At compile time, we know which fields can be assigned this operator (not all
fields can be marshalled this way). We know the types which we'd like to provide this custom marshalling, and we don't want to overload MarshalJSON
.
The immediate idea was to implement a custom marshaler, but that overloads the JSON tag. Not all fields should be in this output. We could use an auxiliary struct though:
func (b Book) MarshalJSON() ([]byte, error) {
return json.Marshal(&struct{
Author string `json:"author"`
Title string `json:"title"`
}{
Author: b.Author,
Title: b.Title,
})
}
This overloads the marshaler which isn't great. We could of course have a
custom method, MarshalJSONWritable()
. This works, but it gets cumbersome with
a lot of fields and many types. Now the behaviour for what is writeable is
sprinkled in many places, and can be worsened if there's particular behaviour
we'd need to implement for each marshaler. (I hinted with the assign
key
that there may be more than one operator to consider)
So what next? I took inspiration from the json
tag itself and pondered
implementing a custom struct tag. Struct tags are small pieces of metadata
attached to a struct which provides instructions to other parts of your Go code
as to how it should work with this struct.
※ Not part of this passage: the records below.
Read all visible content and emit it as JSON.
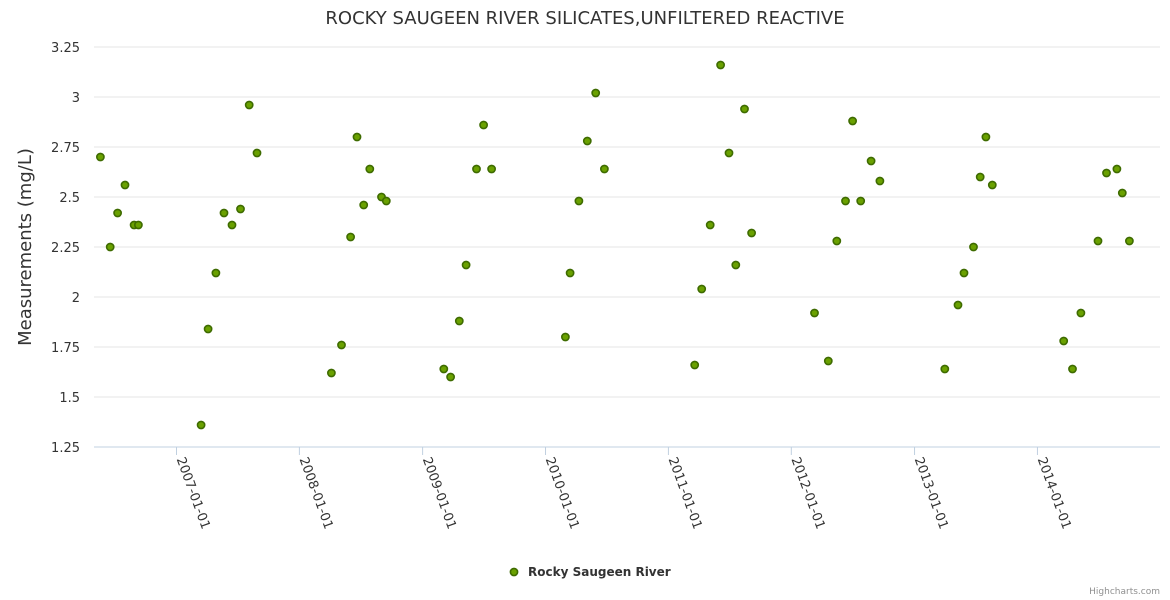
{
  "chart_data": {
    "type": "scatter",
    "title": "ROCKY SAUGEEN RIVER SILICATES,UNFILTERED REACTIVE",
    "ylabel": "Measurements (mg/L)",
    "xlabel": "",
    "ylim": [
      1.25,
      3.25
    ],
    "yticks": [
      "1.25",
      "1.5",
      "1.75",
      "2",
      "2.25",
      "2.5",
      "2.75",
      "3",
      "3.25"
    ],
    "xlim": [
      "2006-05-01",
      "2014-12-31"
    ],
    "xticks": [
      "2007-01-01",
      "2008-01-01",
      "2009-01-01",
      "2010-01-01",
      "2011-01-01",
      "2012-01-01",
      "2013-01-01",
      "2014-01-01"
    ],
    "legend_position": "bottom-center",
    "series": [
      {
        "name": "Rocky Saugeen River",
        "color": "#6aa100",
        "points": [
          [
            "2006-05-20",
            2.7
          ],
          [
            "2006-06-18",
            2.25
          ],
          [
            "2006-07-10",
            2.42
          ],
          [
            "2006-08-01",
            2.56
          ],
          [
            "2006-08-28",
            2.36
          ],
          [
            "2006-09-10",
            2.36
          ],
          [
            "2007-03-15",
            1.36
          ],
          [
            "2007-04-05",
            1.84
          ],
          [
            "2007-04-28",
            2.12
          ],
          [
            "2007-05-22",
            2.42
          ],
          [
            "2007-06-15",
            2.36
          ],
          [
            "2007-07-10",
            2.44
          ],
          [
            "2007-08-05",
            2.96
          ],
          [
            "2007-08-28",
            2.72
          ],
          [
            "2008-04-05",
            1.62
          ],
          [
            "2008-05-05",
            1.76
          ],
          [
            "2008-06-01",
            2.3
          ],
          [
            "2008-06-20",
            2.8
          ],
          [
            "2008-07-10",
            2.46
          ],
          [
            "2008-07-28",
            2.64
          ],
          [
            "2008-09-01",
            2.5
          ],
          [
            "2008-09-15",
            2.48
          ],
          [
            "2009-03-05",
            1.64
          ],
          [
            "2009-03-25",
            1.6
          ],
          [
            "2009-04-20",
            1.88
          ],
          [
            "2009-05-10",
            2.16
          ],
          [
            "2009-06-10",
            2.64
          ],
          [
            "2009-07-01",
            2.86
          ],
          [
            "2009-07-25",
            2.64
          ],
          [
            "2010-03-01",
            1.8
          ],
          [
            "2010-03-15",
            2.12
          ],
          [
            "2010-04-10",
            2.48
          ],
          [
            "2010-05-05",
            2.78
          ],
          [
            "2010-05-30",
            3.02
          ],
          [
            "2010-06-25",
            2.64
          ],
          [
            "2011-03-20",
            1.66
          ],
          [
            "2011-04-10",
            2.04
          ],
          [
            "2011-05-05",
            2.36
          ],
          [
            "2011-06-05",
            3.16
          ],
          [
            "2011-06-30",
            2.72
          ],
          [
            "2011-07-20",
            2.16
          ],
          [
            "2011-08-15",
            2.94
          ],
          [
            "2011-09-05",
            2.32
          ],
          [
            "2012-03-10",
            1.92
          ],
          [
            "2012-04-20",
            1.68
          ],
          [
            "2012-05-15",
            2.28
          ],
          [
            "2012-06-10",
            2.48
          ],
          [
            "2012-07-01",
            2.88
          ],
          [
            "2012-07-25",
            2.48
          ],
          [
            "2012-08-25",
            2.68
          ],
          [
            "2012-09-20",
            2.58
          ],
          [
            "2013-04-01",
            1.64
          ],
          [
            "2013-05-10",
            1.96
          ],
          [
            "2013-05-28",
            2.12
          ],
          [
            "2013-06-25",
            2.25
          ],
          [
            "2013-07-15",
            2.6
          ],
          [
            "2013-08-01",
            2.8
          ],
          [
            "2013-08-20",
            2.56
          ],
          [
            "2014-03-20",
            1.78
          ],
          [
            "2014-04-15",
            1.64
          ],
          [
            "2014-05-10",
            1.92
          ],
          [
            "2014-06-30",
            2.28
          ],
          [
            "2014-07-25",
            2.62
          ],
          [
            "2014-08-25",
            2.64
          ],
          [
            "2014-09-10",
            2.52
          ],
          [
            "2014-10-01",
            2.28
          ]
        ]
      }
    ]
  },
  "credits": "Highcharts.com"
}
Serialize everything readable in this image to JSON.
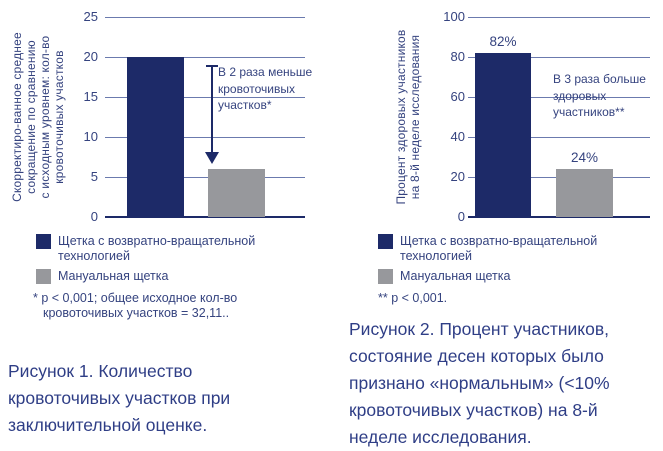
{
  "colors": {
    "bar_primary": "#1d2a68",
    "bar_secondary": "#97989c",
    "axis_text": "#35437f",
    "caption_text": "#2f3e86",
    "gridline": "#6b7aae"
  },
  "legend": {
    "items": [
      {
        "label": "Щетка с возвратно-вращательной технологией",
        "color": "#1d2a68"
      },
      {
        "label": "Мануальная щетка",
        "color": "#97989c"
      }
    ]
  },
  "figures": [
    {
      "footnote_lines": [
        "* p < 0,001; общее исходное кол-во",
        "кровоточивых участков = 32,11.."
      ],
      "caption": "Рисунок 1. Количество кровоточивых участков при заключительной оценке."
    },
    {
      "footnote_lines": [
        "** p < 0,001."
      ],
      "caption": "Рисунок 2. Процент участников, состояние десен которых было признано «нормальным» (<10% кровоточивых участков) на 8-й неделе исследования."
    }
  ],
  "chart_data": [
    {
      "type": "bar",
      "title": "Рисунок 1. Количество кровоточивых участков при заключительной оценке.",
      "ylabel": "Скорректиро-ванное среднее сокращение по сравнению с исходным уровнем: кол-во кровоточивых участков",
      "ylabel_lines": [
        "Скорректиро-ванное среднее",
        "сокращение по сравнению",
        "с исходным уровнем: кол-во",
        "кровоточивых участков"
      ],
      "xlabel": "",
      "categories": [
        "Щетка с возвратно-вращательной технологией",
        "Мануальная щетка"
      ],
      "values": [
        20,
        6
      ],
      "bar_labels": [
        "",
        ""
      ],
      "ylim": [
        0,
        25
      ],
      "yticks": [
        0,
        5,
        10,
        15,
        20,
        25
      ],
      "grid": true,
      "legend_position": "bottom",
      "annotation": {
        "lines": [
          "В 2 раза меньше",
          "кровоточивых",
          "участков*"
        ],
        "has_arrow": true
      }
    },
    {
      "type": "bar",
      "title": "Рисунок 2. Процент участников, состояние десен которых было признано «нормальным» (<10% кровоточивых участков) на 8-й неделе исследования.",
      "ylabel": "Процент здоровых участников на 8-й неделе исследования",
      "ylabel_lines": [
        "Процент здоровых участников",
        "на 8-й неделе исследования"
      ],
      "xlabel": "",
      "categories": [
        "Щетка с возвратно-вращательной технологией",
        "Мануальная щетка"
      ],
      "values": [
        82,
        24
      ],
      "bar_labels": [
        "82%",
        "24%"
      ],
      "ylim": [
        0,
        100
      ],
      "yticks": [
        0,
        20,
        40,
        60,
        80,
        100
      ],
      "grid": true,
      "legend_position": "bottom",
      "annotation": {
        "lines": [
          "В 3 раза больше",
          "здоровых",
          "участников**"
        ],
        "has_arrow": false
      }
    }
  ]
}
I can enrich the struct with a custom
tag, signalling that these are writeable.
type Book struct {
Author string `json:"author" assign:"author"`
Title string `json:"title" assign:"title"`
LastIndexed int `json:"last_indexed"`
}
I then wrote a simple function which uses reflect to find fields with this tag,
checking for a few additional traits, like omitempty
. An example of that,
snipped for brevity:
func assignableFields(v any) map[string]any {
keys := reflect.TypeOf(v)
values := reflect.ValueOf(v)
assignable := fields{}
for i := 0; i < keys.NumField(); i++ {
field := keys.Field(i)
value := values.Field(i)
tag := field.Tag.Get(assignTagName)
// ... tag checks and omitempty snipped
assignable[tag] = value.Interface()
}
return assignable
}
The output is the assignable fields inside a map[string]any
which can now be
marshalled as prescribed by the underlying types. With this, the behaviour around
the assign
tag is in a single method (assignableFields
) and I can package
all possible operators in one space. There's possibly a bit of digging to
understand what this assign
tag is and where its behaviour is defined, but
that's something I will work through.
I found this solution to be more elegant than auxiliary structs and custom marshalling but it might surprise me as it gets primed through use. We'll see!
TIL
- Skip index: This came up in a chat about ClickHouse. In a traditional relational database, we create indexes and may create "secondary" indexes to a table to improve query performance, in particular, to reduce the possibility of table scans. ClickHouse isn't 1:1 with relational databases, so they introduce the concept of skip indexes. This different type of index enables ClickHouse to skip reading significant chunks of data that are guaranteed to have no matching values. More here
End
This was a long weeknotes and it's my first. I'm going to imagine future ones will be less ambitious. Either way, this was fun.